Every other day there is a new technological innovation coming up. It makes us wonder if there is anything that technology isn’t capable of. Given the rate at which technology is advancing, nothing is surprising anymore.
So when the world learned that there is a new kind of pill that automatically lets doctors and family members know if the patient is following the treatment regime it did not come as a surprise.
Both healthcare practitioners and family members will know that some patients can be difficult. Making them take their medicines on time can be a tough task. Whenever no one’s looking, the patient is only too happy to skip medications.
This is especially true in the case of children and the elderly. Therefore a smart pill is hoped to make the task easier for both doctors and the family members of the patient.
But like every other technology today the question remains: How safe is the smart pill for the patient’s privacy?
What is a Smart Pill?
Unlike regular medications smart pills have sensors built in them. These sensors are edible and become activated upon coming in contact with stomach fluid. This is the first smart pill in the world available only in the United States right now.
This is also the first time that the FDA has approved medication with embedded sensors for human ingestion. The pill is called Abilify MyCite, and will currently be used for schizophrenia and bipolar disorder. If this whole concept of a smart pill is successful, it is likely to be extended for other medical conditions.
When a smart pill is ingested, it records the time at which it was taken and sends the information to a wearable patch. From the patch, the information is passed on to a smartphone app. Once the app records the data it can be accessed by the patient’s doctor and family members on a web portal with the patient’s consent.
The pill and the sensor are manufactured separately by two different companies. Proteus Digital Health produces the sensor and patch. Otsuka Pharmaceutical Co. makes the schizophrenia drug Abilify.
The FDA approval came in November 2017. The pill started to be rolled out to some Medicaid patients since last month. Patient adherence is a very broad concept but smart pills hope to make the process easier.
The path to FDA approval
Since this is the first ingestible device to ever be rolled out the FDA approval did not come easily. The safety and efficiency of the device had been under the scanner for months, the process getting delayed with each component being reviewed and approved separately.
The patch, the sensor, and the drug had already been approved but using the three together in an ingestible form is what the FDA was not sure about.
The FDA has finally approved the device and it is being rolled out to patients already. They also issued a statement that the device has not been found to improve patient compliance. The statement also mentioned that the drug should not be used in an emergency or to track treatment regimen in real time because the records may be slightly delayed.

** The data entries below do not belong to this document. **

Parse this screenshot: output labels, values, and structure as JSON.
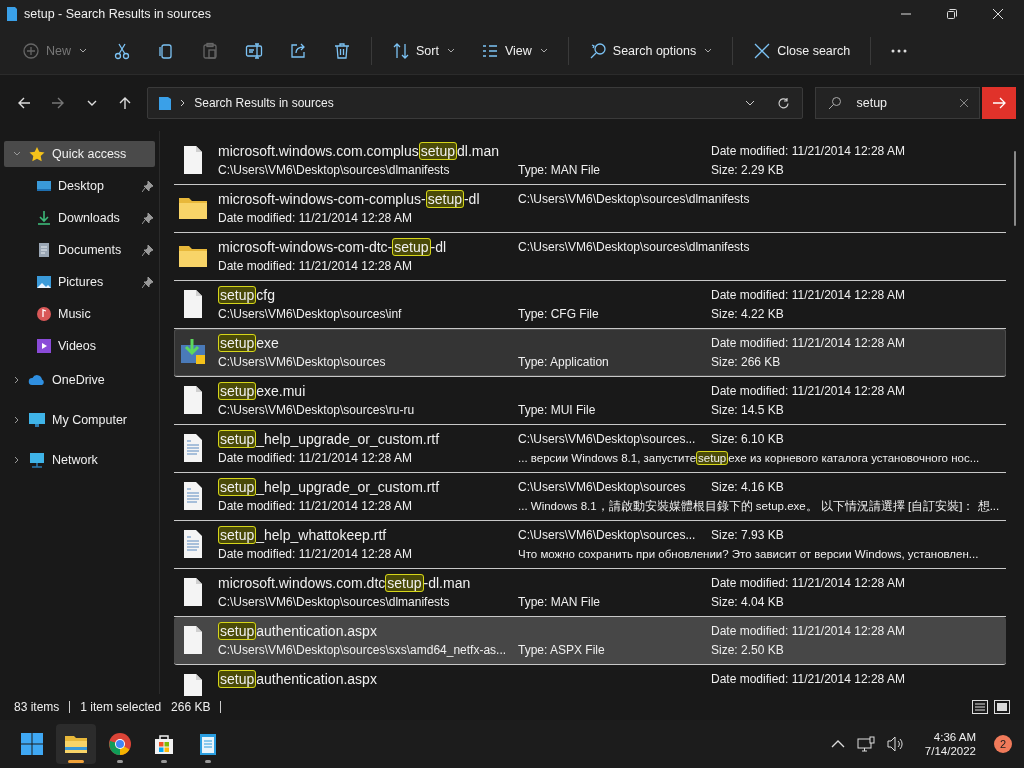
{
  "window": {
    "title": "setup - Search Results in sources"
  },
  "command_bar": [
    {
      "kind": "new",
      "label": "New",
      "disabled": true,
      "dropdown": true
    },
    {
      "kind": "cut",
      "disabled": false,
      "dropdown": false
    },
    {
      "kind": "copy",
      "disabled": false,
      "dropdown": false
    },
    {
      "kind": "paste",
      "disabled": true,
      "dropdown": false
    },
    {
      "kind": "rename",
      "disabled": false,
      "dropdown": false
    },
    {
      "kind": "share",
      "disabled": false,
      "dropdown": false
    },
    {
      "kind": "delete",
      "disabled": false,
      "dropdown": false
    },
    {
      "kind": "sort",
      "label": "Sort",
      "disabled": false,
      "dropdown": true
    },
    {
      "kind": "view",
      "label": "View",
      "disabled": false,
      "dropdown": true
    },
    {
      "kind": "search-options",
      "label": "Search options",
      "disabled": false,
      "dropdown": true
    },
    {
      "kind": "close-search",
      "label": "Close search",
      "disabled": false,
      "dropdown": false
    },
    {
      "kind": "more",
      "disabled": false,
      "dropdown": false
    }
  ],
  "nav_buttons": [
    {
      "kind": "back",
      "disabled": false
    },
    {
      "kind": "forward",
      "disabled": true
    },
    {
      "kind": "recent",
      "disabled": false
    },
    {
      "kind": "up",
      "disabled": false
    }
  ],
  "address": {
    "path": "Search Results in sources"
  },
  "search": {
    "value": "setup"
  },
  "sidebar": {
    "items": [
      {
        "label": "Quick access",
        "kind": "star",
        "expanded": true,
        "selected": true,
        "children": [
          {
            "label": "Desktop",
            "kind": "desktop",
            "pinned": true,
            "selected": false
          },
          {
            "label": "Downloads",
            "kind": "downloads",
            "pinned": true,
            "selected": false
          },
          {
            "label": "Documents",
            "kind": "documents",
            "pinned": true,
            "selected": false
          },
          {
            "label": "Pictures",
            "kind": "pictures",
            "pinned": true,
            "selected": false
          },
          {
            "label": "Music",
            "kind": "music",
            "pinned": false,
            "selected": false
          },
          {
            "label": "Videos",
            "kind": "videos",
            "pinned": false,
            "selected": false
          }
        ]
      },
      {
        "label": "OneDrive",
        "kind": "cloud",
        "expanded": false,
        "selected": false
      },
      {
        "label": "My Computer",
        "kind": "computer",
        "expanded": false,
        "selected": false
      },
      {
        "label": "Network",
        "kind": "network",
        "expanded": false,
        "selected": false
      }
    ]
  },
  "results": [
    {
      "kind": "file",
      "selected": false,
      "hovered": false,
      "name": [
        {
          "text": "microsoft.windows.com.complus",
          "match": false
        },
        {
          "text": "setup",
          "match": true
        },
        {
          "text": "dl.man",
          "match": false
        }
      ],
      "sub": "C:\\Users\\VM6\\Desktop\\sources\\dlmanifests",
      "mid_bottom": "Type: MAN File",
      "right_top": "Date modified: 11/21/2014 12:28 AM",
      "right_bottom": "Size: 2.29 KB"
    },
    {
      "kind": "folder",
      "selected": false,
      "hovered": false,
      "name": [
        {
          "text": "microsoft-windows-com-complus-",
          "match": false
        },
        {
          "text": "setup",
          "match": true
        },
        {
          "text": "-dl",
          "match": false
        }
      ],
      "sub": "Date modified: 11/21/2014 12:28 AM",
      "mid_top": "C:\\Users\\VM6\\Desktop\\sources\\dlmanifests"
    },
    {
      "kind": "folder",
      "selected": false,
      "hovered": false,
      "name": [
        {
          "text": "microsoft-windows-com-dtc-",
          "match": false
        },
        {
          "text": "setup",
          "match": true
        },
        {
          "text": "-dl",
          "match": false
        }
      ],
      "sub": "Date modified: 11/21/2014 12:28 AM",
      "mid_top": "C:\\Users\\VM6\\Desktop\\sources\\dlmanifests"
    },
    {
      "kind": "file",
      "selected": false,
      "hovered": false,
      "name": [
        {
          "text": "setup",
          "match": true
        },
        {
          "text": "cfg",
          "match": false
        }
      ],
      "sub": "C:\\Users\\VM6\\Desktop\\sources\\inf",
      "mid_bottom": "Type: CFG File",
      "right_top": "Date modified: 11/21/2014 12:28 AM",
      "right_bottom": "Size: 4.22 KB"
    },
    {
      "kind": "installer",
      "selected": true,
      "hovered": false,
      "name": [
        {
          "text": "setup",
          "match": true
        },
        {
          "text": "exe",
          "match": false
        }
      ],
      "sub": "C:\\Users\\VM6\\Desktop\\sources",
      "mid_bottom": "Type: Application",
      "right_top": "Date modified: 11/21/2014 12:28 AM",
      "right_bottom": "Size: 266 KB"
    },
    {
      "kind": "file",
      "selected": false,
      "hovered": false,
      "name": [
        {
          "text": "setup",
          "match": true
        },
        {
          "text": "exe.mui",
          "match": false
        }
      ],
      "sub": "C:\\Users\\VM6\\Desktop\\sources\\ru-ru",
      "mid_bottom": "Type: MUI File",
      "right_top": "Date modified: 11/21/2014 12:28 AM",
      "right_bottom": "Size: 14.5 KB"
    },
    {
      "kind": "document",
      "selected": false,
      "hovered": false,
      "name": [
        {
          "text": "setup",
          "match": true
        },
        {
          "text": "_help_upgrade_or_custom.rtf",
          "match": false
        }
      ],
      "sub": "Date modified: 11/21/2014 12:28 AM",
      "mid_top": "C:\\Users\\VM6\\Desktop\\sources...",
      "right_top": "Size: 6.10 KB",
      "snippet": [
        {
          "text": "... версии Windows 8.1, запустите",
          "match": false
        },
        {
          "text": "setup",
          "match": true
        },
        {
          "text": "exe из корневого каталога установочного нос...",
          "match": false
        }
      ]
    },
    {
      "kind": "document",
      "selected": false,
      "hovered": false,
      "name": [
        {
          "text": "setup",
          "match": true
        },
        {
          "text": "_help_upgrade_or_custom.rtf",
          "match": false
        }
      ],
      "sub": "Date modified: 11/21/2014 12:28 AM",
      "mid_top": "C:\\Users\\VM6\\Desktop\\sources",
      "right_top": "Size: 4.16 KB",
      "snippet": [
        {
          "text": "... Windows 8.1，請啟動安裝媒體根目錄下的 setup.exe。 以下情況請選擇 [自訂安裝]： 想...",
          "match": false
        }
      ]
    },
    {
      "kind": "document",
      "selected": false,
      "hovered": false,
      "name": [
        {
          "text": "setup",
          "match": true
        },
        {
          "text": "_help_whattokeep.rtf",
          "match": false
        }
      ],
      "sub": "Date modified: 11/21/2014 12:28 AM",
      "mid_top": "C:\\Users\\VM6\\Desktop\\sources...",
      "right_top": "Size: 7.93 KB",
      "snippet": [
        {
          "text": "Что можно сохранить при обновлении? Это зависит от версии Windows, установлен...",
          "match": false
        }
      ]
    },
    {
      "kind": "file",
      "selected": false,
      "hovered": false,
      "name": [
        {
          "text": "microsoft.windows.com.dtc",
          "match": false
        },
        {
          "text": "setup",
          "match": true
        },
        {
          "text": "-dl.man",
          "match": false
        }
      ],
      "sub": "C:\\Users\\VM6\\Desktop\\sources\\dlmanifests",
      "mid_bottom": "Type: MAN File",
      "right_top": "Date modified: 11/21/2014 12:28 AM",
      "right_bottom": "Size: 4.04 KB"
    },
    {
      "kind": "file",
      "selected": false,
      "hovered": true,
      "name": [
        {
          "text": "setup",
          "match": true
        },
        {
          "text": "authentication.aspx",
          "match": false
        }
      ],
      "sub": "C:\\Users\\VM6\\Desktop\\sources\\sxs\\amd64_netfx-as...",
      "mid_bottom": "Type: ASPX File",
      "right_top": "Date modified: 11/21/2014 12:28 AM",
      "right_bottom": "Size: 2.50 KB"
    },
    {
      "kind": "file",
      "selected": false,
      "hovered": false,
      "name": [
        {
          "text": "setup",
          "match": true
        },
        {
          "text": "authentication.aspx",
          "match": false
        }
      ],
      "right_top": "Date modified: 11/21/2014 12:28 AM"
    }
  ],
  "status_bar": {
    "item_count": "83 items",
    "selection": "1 item selected",
    "selection_size": "266 KB"
  },
  "taskbar": {
    "apps": [
      {
        "kind": "start",
        "running": false,
        "active": false
      },
      {
        "kind": "explorer",
        "running": true,
        "active": true
      },
      {
        "kind": "chrome",
        "running": true,
        "active": false
      },
      {
        "kind": "store",
        "running": true,
        "active": false
      },
      {
        "kind": "notepad",
        "running": true,
        "active": false
      }
    ],
    "time": "4:36 AM",
    "date": "7/14/2022",
    "notification_count": "2"
  }
}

It is an irony that the first condition the drug is being used for is schizophrenia and bipolar disorder, in which patients need a little more monitoring than others.
Besides the safety of the drug the question that is on everybody is mind is whether or not such a drug is useful at all for making patients with a history of inconsistent compliance to stick to the treatment regimen.
Abilify MyCite comes at a time when there is an increased awareness about data protection and privacy. The drug is connected to a wearable patch and to a smartphone application. All of them can be monitored not only by the healthcare professionals and caregivers but also by the manufacturing companies.
This means medical data about the patient is handed over to third parties. If there is no proper regulation regarding the use of the transmitted data, the technology will soon start being misused.
Both health and tech experts are of the opinion that a digital pill is not enough for patient adherence. Only time will tell if the smart pill is successful in the long run.